Elle leva les bras et se tordit le cou pour attraper les bouts du tissu avec ses dents. Après quelques instants d’efforts, le nœud lâcha et elle retira une à une les spires de tissu. Enfin libérée, elle revint sur sa première impression : la façon dont elle avait été attachée n’était pas un hasard. Ses geôlières voulaient qu’elle se libère, une fois seule.
Elle jeta les lambeaux de tissu par terre en pestant. Elle avait des fourmis dans les mains. Elle se les frictionna, s’étira, fit des moulinets avec ses bras et arpenta la pièce pour se dérouiller les jambes.
Sur une table bancale, près de la porte, étaient posées une cruche d’eau et une tasse ébréchée. Elle la remplit, en essayant de ne pas trop renverser d’eau car elle tremblait, et but avidement. Elle vida ainsi la moitié de la cruche.
« Il n’y a rien à manger, j’imagine ? »
Non, en effet. Mais sous la table elle trouva un pot de céramique muni d’un couvercle et orné de voiliers affrontant des flots déchaînés. Elle souleva le couvercle et s’accroupit sur la froide porcelaine, réglant ainsi un autre de ses problèmes.

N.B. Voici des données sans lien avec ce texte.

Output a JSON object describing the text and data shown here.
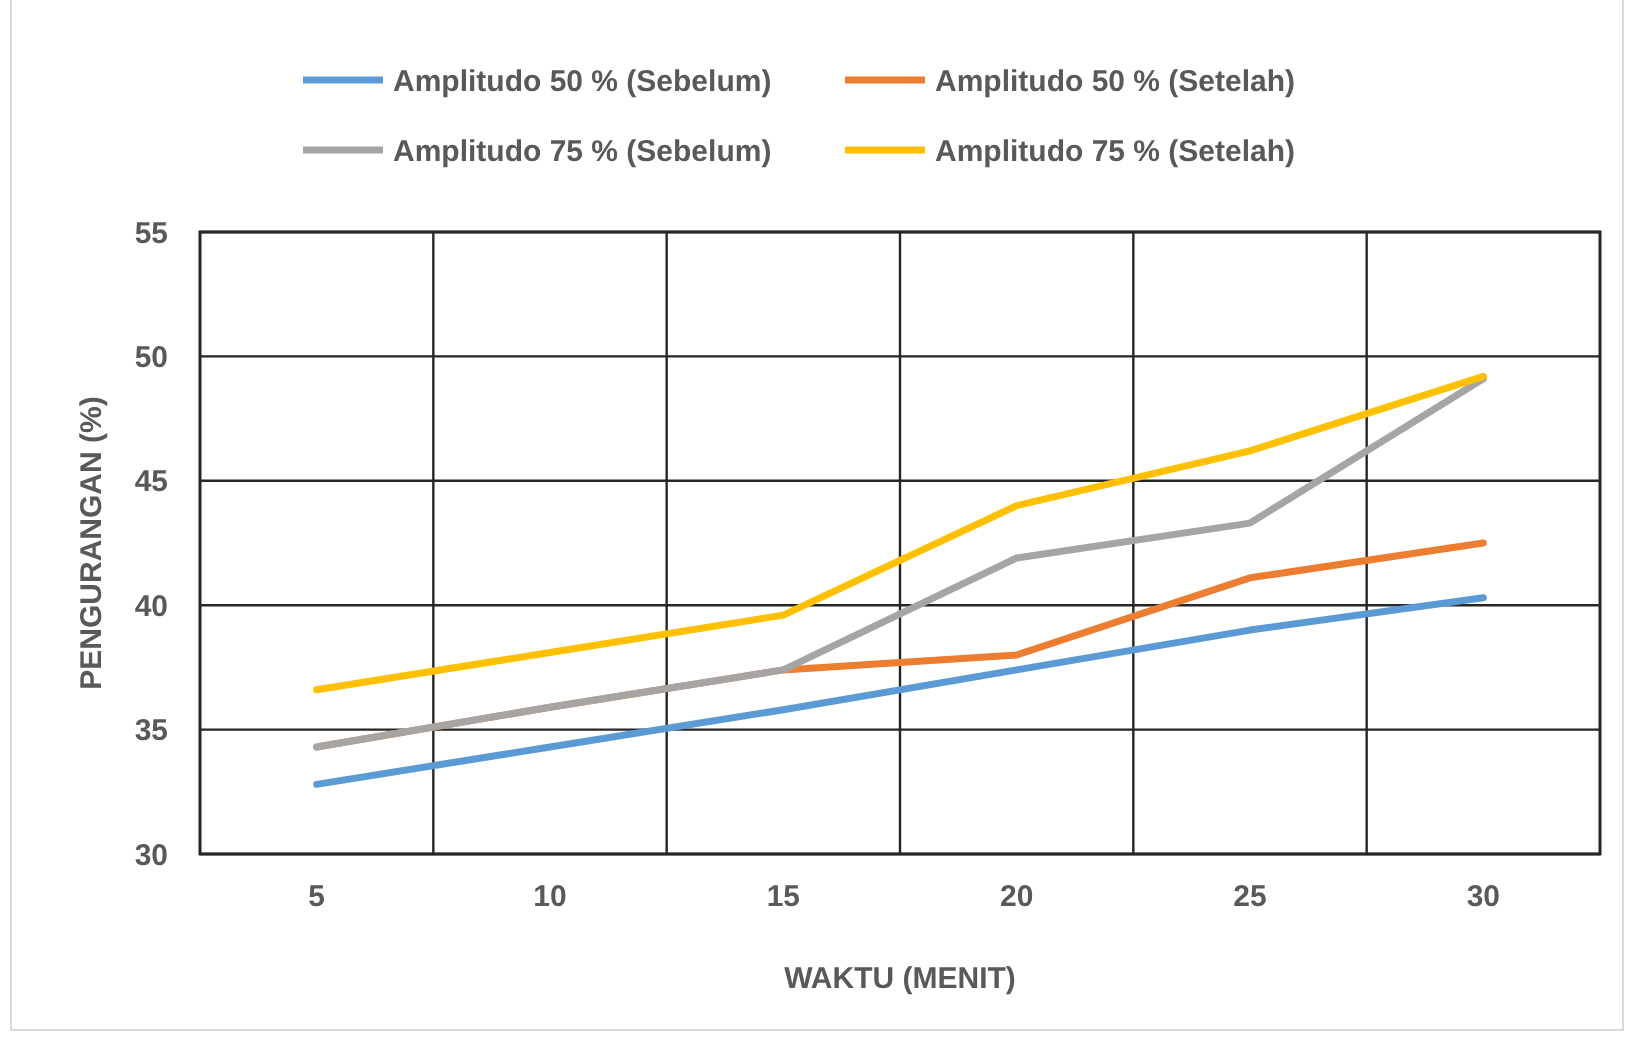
{
  "chart_data": {
    "type": "line",
    "xlabel": "WAKTU (MENIT)",
    "ylabel": "PENGURANGAN (%)",
    "categories": [
      "5",
      "10",
      "15",
      "20",
      "25",
      "30"
    ],
    "series": [
      {
        "name": "Amplitudo 50 % (Sebelum)",
        "color": "#5b9bd5",
        "values": [
          32.8,
          34.3,
          35.8,
          37.4,
          39.0,
          40.3
        ]
      },
      {
        "name": "Amplitudo 50 % (Setelah)",
        "color": "#ed7d31",
        "values": [
          34.3,
          35.9,
          37.4,
          38.0,
          41.1,
          42.5
        ]
      },
      {
        "name": "Amplitudo 75 % (Sebelum)",
        "color": "#a5a5a5",
        "values": [
          34.3,
          35.9,
          37.4,
          41.9,
          43.3,
          49.1
        ]
      },
      {
        "name": "Amplitudo 75 % (Setelah)",
        "color": "#ffc000",
        "values": [
          36.6,
          38.1,
          39.6,
          44.0,
          46.2,
          49.2
        ]
      }
    ],
    "ylim": [
      30,
      55
    ],
    "yticks": [
      30,
      35,
      40,
      45,
      50,
      55
    ],
    "grid": true,
    "legend": "top"
  }
}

Ses besoins les plus immédiats étant satisfaits, d’autres malheurs revinrent au-devant de la scène. Le désespoir releva la tête et s’enquit poliment : « Maintenant ? » Maïa le repoussa fermement. « Il faut que je m’occupe. Que j’arrête de ruminer. »

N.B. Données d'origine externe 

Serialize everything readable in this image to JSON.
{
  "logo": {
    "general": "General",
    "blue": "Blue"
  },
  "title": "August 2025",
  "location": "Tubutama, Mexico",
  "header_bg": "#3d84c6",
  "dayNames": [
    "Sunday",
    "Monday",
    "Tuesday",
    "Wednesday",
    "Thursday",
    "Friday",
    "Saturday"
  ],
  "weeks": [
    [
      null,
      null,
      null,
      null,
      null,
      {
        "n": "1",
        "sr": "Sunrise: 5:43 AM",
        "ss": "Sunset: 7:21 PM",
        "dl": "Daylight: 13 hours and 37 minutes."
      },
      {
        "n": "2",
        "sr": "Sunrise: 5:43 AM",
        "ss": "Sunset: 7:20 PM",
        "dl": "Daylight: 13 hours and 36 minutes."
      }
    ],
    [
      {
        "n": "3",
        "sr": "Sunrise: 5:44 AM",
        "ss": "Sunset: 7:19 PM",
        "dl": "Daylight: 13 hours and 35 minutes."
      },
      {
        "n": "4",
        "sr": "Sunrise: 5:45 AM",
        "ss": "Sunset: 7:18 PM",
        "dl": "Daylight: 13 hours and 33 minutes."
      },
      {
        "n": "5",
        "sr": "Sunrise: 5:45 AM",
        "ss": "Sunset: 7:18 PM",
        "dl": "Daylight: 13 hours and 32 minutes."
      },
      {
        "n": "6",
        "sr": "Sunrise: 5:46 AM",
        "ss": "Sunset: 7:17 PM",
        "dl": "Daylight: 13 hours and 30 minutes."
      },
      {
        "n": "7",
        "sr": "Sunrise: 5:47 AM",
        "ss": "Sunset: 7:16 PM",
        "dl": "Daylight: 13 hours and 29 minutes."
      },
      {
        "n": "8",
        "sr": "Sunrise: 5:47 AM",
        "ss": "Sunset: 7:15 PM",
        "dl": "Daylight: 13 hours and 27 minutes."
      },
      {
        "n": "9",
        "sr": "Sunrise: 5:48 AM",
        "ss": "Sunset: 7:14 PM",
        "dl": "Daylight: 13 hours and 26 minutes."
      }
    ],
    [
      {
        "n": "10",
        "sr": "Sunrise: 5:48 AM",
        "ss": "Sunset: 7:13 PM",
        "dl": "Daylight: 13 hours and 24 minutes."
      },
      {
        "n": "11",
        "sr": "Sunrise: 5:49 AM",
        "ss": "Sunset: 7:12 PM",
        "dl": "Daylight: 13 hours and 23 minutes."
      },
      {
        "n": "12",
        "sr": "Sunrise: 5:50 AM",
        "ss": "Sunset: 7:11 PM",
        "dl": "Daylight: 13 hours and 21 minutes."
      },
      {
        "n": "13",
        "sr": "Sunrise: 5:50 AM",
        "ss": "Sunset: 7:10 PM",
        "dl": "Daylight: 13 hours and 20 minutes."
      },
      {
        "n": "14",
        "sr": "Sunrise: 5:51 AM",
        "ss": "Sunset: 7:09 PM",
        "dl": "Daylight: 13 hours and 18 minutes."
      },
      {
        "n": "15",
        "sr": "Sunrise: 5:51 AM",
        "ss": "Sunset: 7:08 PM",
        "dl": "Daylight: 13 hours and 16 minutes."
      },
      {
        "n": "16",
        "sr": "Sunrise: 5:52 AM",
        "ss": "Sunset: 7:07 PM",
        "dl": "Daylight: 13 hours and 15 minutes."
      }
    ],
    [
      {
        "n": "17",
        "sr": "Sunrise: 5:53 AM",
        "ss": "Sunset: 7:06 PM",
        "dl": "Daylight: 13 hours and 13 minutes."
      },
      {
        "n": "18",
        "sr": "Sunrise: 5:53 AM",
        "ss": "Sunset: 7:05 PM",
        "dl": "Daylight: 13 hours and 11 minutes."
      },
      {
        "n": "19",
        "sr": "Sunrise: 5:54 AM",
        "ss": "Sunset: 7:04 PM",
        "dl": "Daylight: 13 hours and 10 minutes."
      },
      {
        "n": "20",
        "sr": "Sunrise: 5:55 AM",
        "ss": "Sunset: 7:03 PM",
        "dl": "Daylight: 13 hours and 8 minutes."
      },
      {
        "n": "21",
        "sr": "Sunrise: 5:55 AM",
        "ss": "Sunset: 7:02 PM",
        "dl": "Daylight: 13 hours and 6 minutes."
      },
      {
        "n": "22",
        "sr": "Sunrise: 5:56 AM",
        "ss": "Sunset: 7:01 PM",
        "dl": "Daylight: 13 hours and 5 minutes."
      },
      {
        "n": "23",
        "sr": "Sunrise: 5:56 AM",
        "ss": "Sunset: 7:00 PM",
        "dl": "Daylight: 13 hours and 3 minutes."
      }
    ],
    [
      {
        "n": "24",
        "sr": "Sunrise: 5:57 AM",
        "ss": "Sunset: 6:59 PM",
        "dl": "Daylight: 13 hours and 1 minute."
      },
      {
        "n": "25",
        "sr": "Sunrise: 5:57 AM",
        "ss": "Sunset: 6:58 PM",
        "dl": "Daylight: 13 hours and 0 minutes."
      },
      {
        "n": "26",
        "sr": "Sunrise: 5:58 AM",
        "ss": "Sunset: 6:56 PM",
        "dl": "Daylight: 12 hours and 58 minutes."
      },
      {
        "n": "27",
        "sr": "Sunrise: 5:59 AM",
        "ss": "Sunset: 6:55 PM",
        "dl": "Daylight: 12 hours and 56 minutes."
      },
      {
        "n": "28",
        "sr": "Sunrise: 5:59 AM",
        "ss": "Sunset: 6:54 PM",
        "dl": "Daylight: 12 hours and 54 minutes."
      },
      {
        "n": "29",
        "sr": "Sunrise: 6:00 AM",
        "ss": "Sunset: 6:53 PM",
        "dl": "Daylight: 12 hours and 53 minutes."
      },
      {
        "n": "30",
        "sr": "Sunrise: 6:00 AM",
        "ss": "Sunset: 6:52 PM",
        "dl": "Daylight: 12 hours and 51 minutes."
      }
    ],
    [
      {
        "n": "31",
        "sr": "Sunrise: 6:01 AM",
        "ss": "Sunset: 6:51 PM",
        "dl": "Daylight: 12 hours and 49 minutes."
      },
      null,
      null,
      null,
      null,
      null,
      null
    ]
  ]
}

Elle entreprit de pousser les lourdes caisses puis de les empiler sous la meurtrière, ne s’interrompant que lorsqu’elle était prise de vertige. Elle grimpa dessus, jeta un coup d’œil par l’étroite fenêtre et découvrit une immense prairie. L’ouverture était trop exiguë pour qu’elle s’y faufile, et même dans ce cas, il lui faudrait un plein entrepôt de tapis et de rideaux noués bout à bout pour atteindre le pied de la colonne. Cette pièce n’avait peut-être pas été conçue pour servir de prison mais elle faisait parfaitement l’affaire.